Why Standard Metrics Fail for AI
The two most common AI metrics — cost savings and time savings — are consistently insufficient. Cost savings are often theoretical (time saved doesn't automatically translate to headcount reduction or margin improvement). Time savings are hard to verify and hard to connect to business outcomes. When AI initiatives are evaluated primarily on these metrics, they either inflate the numbers to maintain budget or produce accurate numbers that fail to justify continued investment.
The measurement problem is also a framing problem. AI transformation is being measured as a cost reduction exercise when it's actually a capability expansion exercise — and those require different measurements.
The Three-Layer Measurement Framework
Layer 1: Activity Metrics (Lead Indicators)
What AI is doing: adoption rates, usage frequency, task coverage, prompt volumes. These measure whether AI is being used, not whether it's producing value. They matter because they're early signals — a decline in adoption often precedes a decline in outcomes. But they're not sufficient on their own.
Layer 2: Output Metrics (Process Outcomes)

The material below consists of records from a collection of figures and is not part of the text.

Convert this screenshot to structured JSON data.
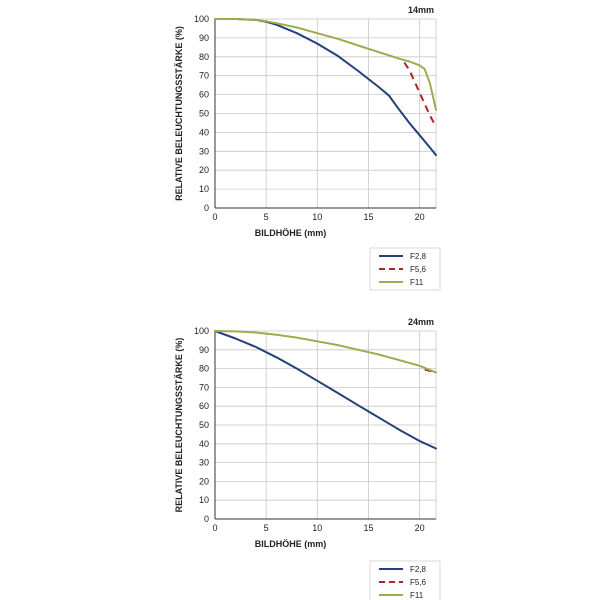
{
  "chart_data": [
    {
      "type": "line",
      "title": "14mm",
      "xlabel": "BILDHÖHE (mm)",
      "ylabel": "RELATIVE BELEUCHTUNGSSTÄRKE (%)",
      "xlim": [
        0,
        21.6
      ],
      "ylim": [
        0,
        100
      ],
      "xticks": [
        0,
        5,
        10,
        15,
        20
      ],
      "yticks": [
        0,
        10,
        20,
        30,
        40,
        50,
        60,
        70,
        80,
        90,
        100
      ],
      "grid": true,
      "legend_position": "below-right",
      "series": [
        {
          "name": "F2,8",
          "color": "#24407a",
          "dash": "solid",
          "x": [
            0,
            2,
            4,
            5,
            6,
            8,
            10,
            12,
            14,
            16,
            17,
            18,
            19,
            20,
            21,
            21.6
          ],
          "y": [
            100,
            100,
            99.5,
            98.5,
            97,
            92.5,
            87,
            80.5,
            72.5,
            64,
            59.5,
            52,
            45,
            38.5,
            32,
            28
          ]
        },
        {
          "name": "F5,6",
          "color": "#b22222",
          "dash": "dashed",
          "x": [
            18.5,
            19,
            19.5,
            20,
            20.5,
            21,
            21.6
          ],
          "y": [
            77,
            73,
            67,
            61,
            55,
            49,
            43
          ]
        },
        {
          "name": "F11",
          "color": "#9bad4e",
          "dash": "solid",
          "x": [
            0,
            2,
            4,
            5,
            6,
            8,
            10,
            12,
            14,
            16,
            18,
            19,
            20,
            20.5,
            21,
            21.6
          ],
          "y": [
            100,
            100,
            99.5,
            98.8,
            97.8,
            95.5,
            92.5,
            89.5,
            86,
            82.5,
            79,
            77.5,
            75.5,
            73.5,
            66,
            52
          ]
        }
      ]
    },
    {
      "type": "line",
      "title": "24mm",
      "xlabel": "BILDHÖHE (mm)",
      "ylabel": "RELATIVE BELEUCHTUNGSSTÄRKE (%)",
      "xlim": [
        0,
        21.6
      ],
      "ylim": [
        0,
        100
      ],
      "xticks": [
        0,
        5,
        10,
        15,
        20
      ],
      "yticks": [
        0,
        10,
        20,
        30,
        40,
        50,
        60,
        70,
        80,
        90,
        100
      ],
      "grid": true,
      "legend_position": "below-right",
      "series": [
        {
          "name": "F2,8",
          "color": "#24407a",
          "dash": "solid",
          "x": [
            0,
            2,
            4,
            6,
            8,
            10,
            12,
            14,
            16,
            18,
            20,
            21.6
          ],
          "y": [
            100,
            96,
            91.5,
            86,
            80,
            73.5,
            67,
            60.5,
            54,
            47.5,
            41.5,
            37.5
          ]
        },
        {
          "name": "F5,6",
          "color": "#b22222",
          "dash": "dashed",
          "x": [
            20.5,
            21,
            21.6
          ],
          "y": [
            79.5,
            78.8,
            78
          ]
        },
        {
          "name": "F11",
          "color": "#9bad4e",
          "dash": "solid",
          "x": [
            0,
            2,
            4,
            6,
            8,
            10,
            12,
            14,
            16,
            18,
            20,
            21.6
          ],
          "y": [
            100,
            99.8,
            99.2,
            98,
            96.5,
            94.5,
            92.5,
            90,
            87.5,
            84.5,
            81.5,
            78
          ]
        }
      ]
    }
  ]
}
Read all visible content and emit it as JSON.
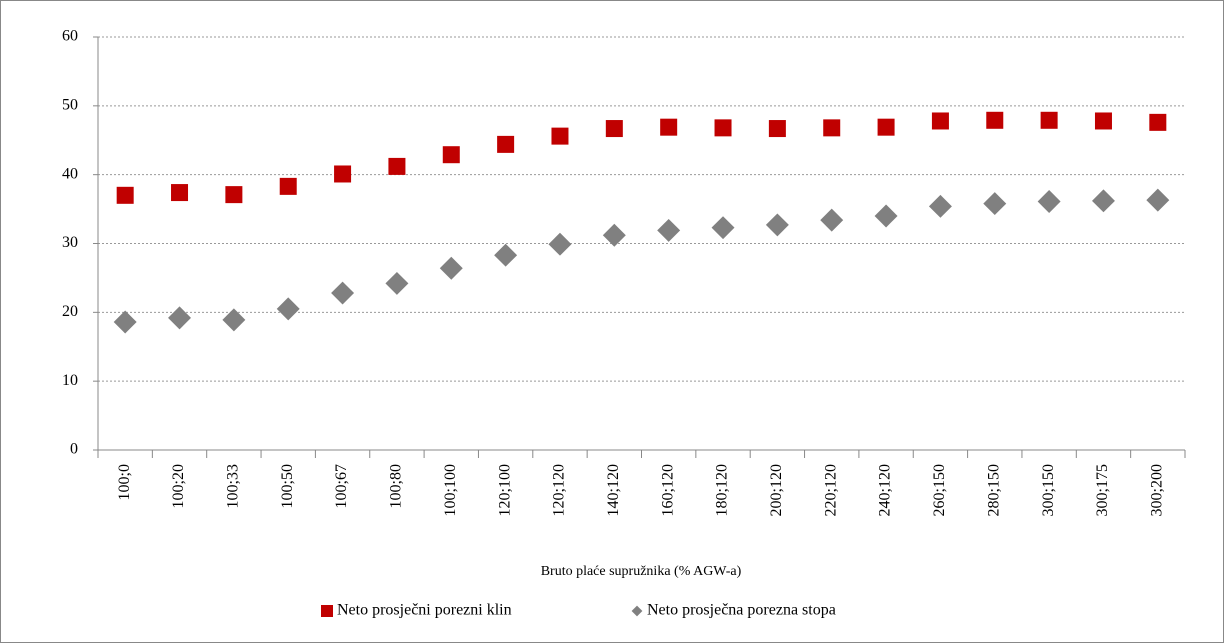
{
  "chart_data": {
    "type": "scatter",
    "x_label": "Bruto plaće supružnika (% AGW-a)",
    "categories": [
      "100;0",
      "100;20",
      "100;33",
      "100;50",
      "100;67",
      "100;80",
      "100;100",
      "120;100",
      "120;120",
      "140;120",
      "160;120",
      "180;120",
      "200;120",
      "220;120",
      "240;120",
      "260;150",
      "280;150",
      "300;150",
      "300;175",
      "300;200"
    ],
    "series": [
      {
        "name": "Neto prosječni porezni klin",
        "color": "#c00000",
        "marker": "square",
        "values": [
          37.0,
          37.4,
          37.1,
          38.3,
          40.1,
          41.2,
          42.9,
          44.4,
          45.6,
          46.7,
          46.9,
          46.8,
          46.7,
          46.8,
          46.9,
          47.8,
          47.9,
          47.9,
          47.8,
          47.6
        ]
      },
      {
        "name": "Neto prosječna porezna stopa",
        "color": "#808080",
        "marker": "diamond",
        "values": [
          18.6,
          19.2,
          18.9,
          20.5,
          22.8,
          24.2,
          26.4,
          28.3,
          29.9,
          31.2,
          31.9,
          32.3,
          32.7,
          33.4,
          34.0,
          35.4,
          35.8,
          36.1,
          36.2,
          36.3
        ]
      }
    ],
    "ylim": [
      0,
      60
    ],
    "yticks": [
      0,
      10,
      20,
      30,
      40,
      50,
      60
    ],
    "grid": true
  }
}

What AI use produces: cycle time reduction, output quality scores, error rates, rework rates, throughput. These connect AI activity to process performance. A customer service team using AI should show measurable improvement in resolution times and customer satisfaction, not just in hours of AI tool usage. Output metrics require baseline data — you need to know what things looked like before AI to measure what they look like after.

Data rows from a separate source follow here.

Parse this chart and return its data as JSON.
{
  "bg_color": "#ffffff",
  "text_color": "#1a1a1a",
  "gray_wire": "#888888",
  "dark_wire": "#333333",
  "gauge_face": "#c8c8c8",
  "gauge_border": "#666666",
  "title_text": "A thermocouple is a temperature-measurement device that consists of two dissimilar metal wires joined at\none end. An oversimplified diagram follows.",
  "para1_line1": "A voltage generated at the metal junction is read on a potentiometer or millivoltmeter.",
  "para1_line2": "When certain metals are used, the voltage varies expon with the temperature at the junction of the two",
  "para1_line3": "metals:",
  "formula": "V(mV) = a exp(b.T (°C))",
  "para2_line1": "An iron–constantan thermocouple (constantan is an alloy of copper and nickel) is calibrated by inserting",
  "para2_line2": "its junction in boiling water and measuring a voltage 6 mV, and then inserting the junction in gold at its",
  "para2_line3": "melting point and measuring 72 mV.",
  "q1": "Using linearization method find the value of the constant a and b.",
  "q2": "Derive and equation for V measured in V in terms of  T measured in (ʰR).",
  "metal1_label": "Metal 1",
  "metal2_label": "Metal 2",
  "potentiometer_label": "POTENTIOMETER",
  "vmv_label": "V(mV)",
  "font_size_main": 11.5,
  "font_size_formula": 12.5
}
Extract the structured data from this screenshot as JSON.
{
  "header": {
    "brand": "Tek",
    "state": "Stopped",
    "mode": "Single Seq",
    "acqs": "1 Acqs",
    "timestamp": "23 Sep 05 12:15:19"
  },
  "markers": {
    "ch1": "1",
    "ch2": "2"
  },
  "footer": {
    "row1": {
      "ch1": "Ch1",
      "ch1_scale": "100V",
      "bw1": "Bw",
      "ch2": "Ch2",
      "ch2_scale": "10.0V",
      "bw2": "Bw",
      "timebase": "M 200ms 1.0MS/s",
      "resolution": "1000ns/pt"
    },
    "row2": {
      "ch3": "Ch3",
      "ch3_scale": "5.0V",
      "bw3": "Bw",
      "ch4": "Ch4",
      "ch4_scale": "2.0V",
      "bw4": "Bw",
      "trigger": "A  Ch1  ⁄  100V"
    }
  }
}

Layer 3: Impact Metrics (Business Outcomes)
What process improvements produce: revenue impact, customer retention, market share, product quality, employee retention. These are the metrics that matter to boards and investors. They're also the hardest to attribute to AI specifically — many other factors affect them simultaneously. The methodology for impact attribution requires: pre/post comparison with a control group where possible, statistical rigour, and honest acknowledgment of attribution uncertainty.
The Baseline Problem
Impact measurement requires baselines. Many organisations launch AI initiatives without establishing baseline measurements of the processes they're trying to improve. This is not just a measurement problem — it's a strategic problem, because it makes it impossible to demonstrate value later.
The practice: before any significant AI initiative begins, spend two weeks measuring current state. Document the process, the time it takes, the quality of outputs, the error rate. These baselines are worth more than almost anything else you can do in week one of an AI initiative.
Building a Board-Level AI Business Case
A business case that sustains through setbacks connects three things:
- Strategic logic: Why does this capability matter for our competitive position? (Not "AI is important" but "this capability closes a specific competitive gap.")
- Measured progress: What have we learned so far, and what do the metrics say? Including honest reporting of what hasn't worked.
- Forward case: Based on current trajectory, what do we project at 12, 24, and 36 months? With explicit assumptions so the board can challenge them.